Overall, data warehouses are subject-oriented, integrated, time-variant, and non-volatile. This makes them focused on a business concept (such as sales) as opposed to a business process (issuing confirmation emails) and contains all the relevant information on the concept gathered from multiple processing systems.
Companies started to invest large sums of money in order to support up-to-date, accurate and integrated information about key metrics and indicators of their organization. As free trade boomed, globalization and computerization really increased with the technological changes that the world was facing. The Internet was finally pushed out into the public and companies rushed to try and make their way into the eCommerce marketplace and eBusiness industries as well to reduce staff needs and provide a greater range and variety of services. With multiple tables and now an increasing company and web presence, the databases were becoming expensive, poorly integrated and as a result inconsistent across systems, users, and customers. As a result, certain elements were pushed to help establish data warehouses today.

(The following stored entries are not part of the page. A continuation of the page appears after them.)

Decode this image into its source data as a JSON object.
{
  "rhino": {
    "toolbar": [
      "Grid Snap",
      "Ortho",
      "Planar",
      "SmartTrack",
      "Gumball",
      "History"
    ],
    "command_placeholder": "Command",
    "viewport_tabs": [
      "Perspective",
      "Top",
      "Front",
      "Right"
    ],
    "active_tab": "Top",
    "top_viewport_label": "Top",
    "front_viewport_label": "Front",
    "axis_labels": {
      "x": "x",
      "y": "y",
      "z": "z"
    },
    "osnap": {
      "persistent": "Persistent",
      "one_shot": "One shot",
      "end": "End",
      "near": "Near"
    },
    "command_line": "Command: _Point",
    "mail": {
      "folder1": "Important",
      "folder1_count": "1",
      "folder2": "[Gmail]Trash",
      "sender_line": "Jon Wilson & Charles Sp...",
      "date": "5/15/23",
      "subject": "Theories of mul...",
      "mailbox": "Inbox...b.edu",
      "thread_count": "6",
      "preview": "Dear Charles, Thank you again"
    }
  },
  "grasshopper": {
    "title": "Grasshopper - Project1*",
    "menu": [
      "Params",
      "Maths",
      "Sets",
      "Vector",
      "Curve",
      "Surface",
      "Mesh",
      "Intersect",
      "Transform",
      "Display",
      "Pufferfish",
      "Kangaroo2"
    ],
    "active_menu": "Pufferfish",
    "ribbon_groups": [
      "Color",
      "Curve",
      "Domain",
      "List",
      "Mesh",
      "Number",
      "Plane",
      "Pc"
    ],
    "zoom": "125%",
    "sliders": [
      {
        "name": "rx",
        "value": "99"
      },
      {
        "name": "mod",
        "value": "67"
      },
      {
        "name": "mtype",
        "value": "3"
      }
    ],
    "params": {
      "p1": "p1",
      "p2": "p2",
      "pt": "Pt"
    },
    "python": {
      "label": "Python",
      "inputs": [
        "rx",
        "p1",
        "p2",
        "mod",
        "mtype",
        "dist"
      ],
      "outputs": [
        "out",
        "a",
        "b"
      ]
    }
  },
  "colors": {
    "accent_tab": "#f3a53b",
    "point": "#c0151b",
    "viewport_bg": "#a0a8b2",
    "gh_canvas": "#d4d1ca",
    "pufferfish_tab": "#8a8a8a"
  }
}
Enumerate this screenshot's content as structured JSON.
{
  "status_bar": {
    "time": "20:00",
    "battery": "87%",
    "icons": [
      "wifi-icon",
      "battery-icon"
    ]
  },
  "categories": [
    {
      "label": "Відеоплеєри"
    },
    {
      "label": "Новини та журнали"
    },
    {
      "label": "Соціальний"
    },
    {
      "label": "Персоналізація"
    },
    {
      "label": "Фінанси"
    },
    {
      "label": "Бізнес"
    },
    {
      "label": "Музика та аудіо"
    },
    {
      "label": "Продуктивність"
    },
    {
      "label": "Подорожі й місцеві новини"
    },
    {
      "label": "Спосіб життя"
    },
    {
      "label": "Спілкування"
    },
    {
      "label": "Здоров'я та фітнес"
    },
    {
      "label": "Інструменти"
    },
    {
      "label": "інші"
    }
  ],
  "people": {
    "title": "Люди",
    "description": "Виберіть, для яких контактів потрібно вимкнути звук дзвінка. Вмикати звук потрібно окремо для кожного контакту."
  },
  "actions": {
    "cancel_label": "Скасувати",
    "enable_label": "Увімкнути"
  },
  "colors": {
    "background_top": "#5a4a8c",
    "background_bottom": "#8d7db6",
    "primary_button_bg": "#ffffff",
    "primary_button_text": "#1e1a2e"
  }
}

- Single Version – Consistent and Updated. Meant to reduce the fragmentation and inconsistency of data in multiple databases across the organization did not allow accurate strategic and tactical decision making.
- Flexibility To Changing Information Needs – With the changing Internet and growing trends, it is important for organizations to be able to adapt to many different trends as needed. As a result, it is easier to slice and dice data than trying to push toothpaste back into the tube. By doing so, it can offer good customer service by retaining simple and easy to access data to their needs… as needed hehe. This point is greatly improved by business intelligence and its objective of better understanding customers, to make the supply/distribution chain more efficient, and to identify and address business problems and opportunities quickly.
- Although organizations may not be using connected technologies and application systems, it is still easy to manage because all of the information and data can end up in the back end databases! All the matters is the correct integration of data into the appropriate and meaningful fields. It allows the flexibility for integration, however the preferred practice is too sync data through complete integration.
- Easy Reporting – Don’t have to say much, by consolidating and combining what would have been several tables together, it’s easier to generate reports because queries do not have to be so complex and long in order to pull the appropriate information. It simplifies the reporting environment.